L’opposition vent debout

Si du côté du Gouvernement, on parle de reddition des comptes ou de traque des bien mal acquis, l’opposition de son côté, dénonce une « chasse aux sorcières ». Ainsi, elle a décidé d’engager la résistance. Elle a commis six avocats du barreau du Sénégal,  El Hadji Amadou Sall, El Hadji Diouf, Oumar Youm, Antoine Mbengue, tous anciens ministres, ainsi que Mes Ousmane Thiam et Adama Fall pour assister le député incriminé.

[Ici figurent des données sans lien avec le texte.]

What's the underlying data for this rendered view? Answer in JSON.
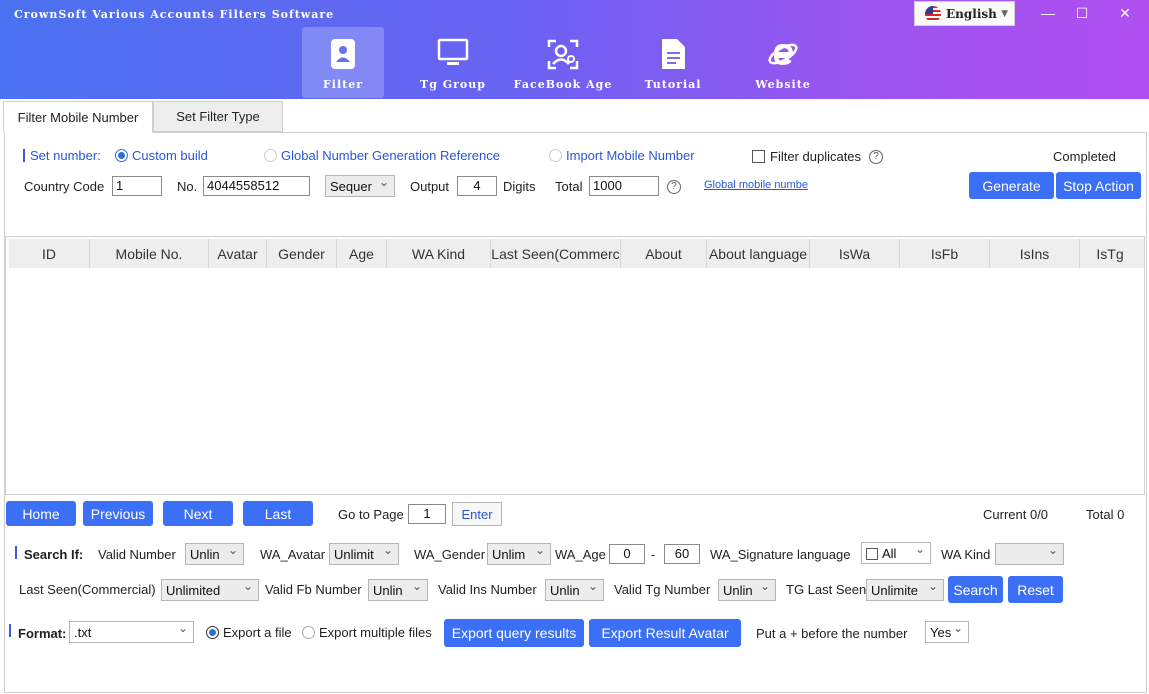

Cette équipe prépare la défense de Farba Ngom après la décision du ministre de la Justice de saisir l’Assemblée nationale pour demander la levée de son immunité parlementaire. Devant cette situation, l’ancien ministre Mansour Faye par ailleurs, frère de l’ancienne première Dame, Marième Faye Sall estime que les tenants du pouvoir ont envie de peupler les prisons. « J’ai peur ! Pas pour moi parce que je ne connais pas la peur, mais j’ai peur pour mon pays. Il apparaît clairement que ce régime et ses sbires ont prévu de surpeupler davantage les prisons », a écrit Mansour Faye sur Facebook. La présidente du Groupe parlementaire de l’opposition, Aissata Tall Sall assimile la situation à une parodie. « Le dossier d’accusation de Farba Ngom repose uniquement sur quatre lettres de transmission du parquet. J’ai décidé de ne pas m’associer à cette parodie de commission Ad hoc », dit elle pour justifier son boycott. D’anciens ministres, d’anciens directeurs généraux, d’anciens hauts fonctionnaires répondant de leur gestion devant la justice, le fait est totalement inédit dans le pays.

Rien donc de surprenant à voir l’actualité du Pool judiciaire et financier agiter la scène médiatique sénégalaise et enflammer les réseaux sociaux. L’atmosphère actuel rappelle à bien des égards les premiers mois de l’ancien président de la République Macky Sall, dans le cadre de la traque des biens surtout avec le dossier Karim Wade, fils du troisième président de la République du Sénégal, Abdoulaye Wade.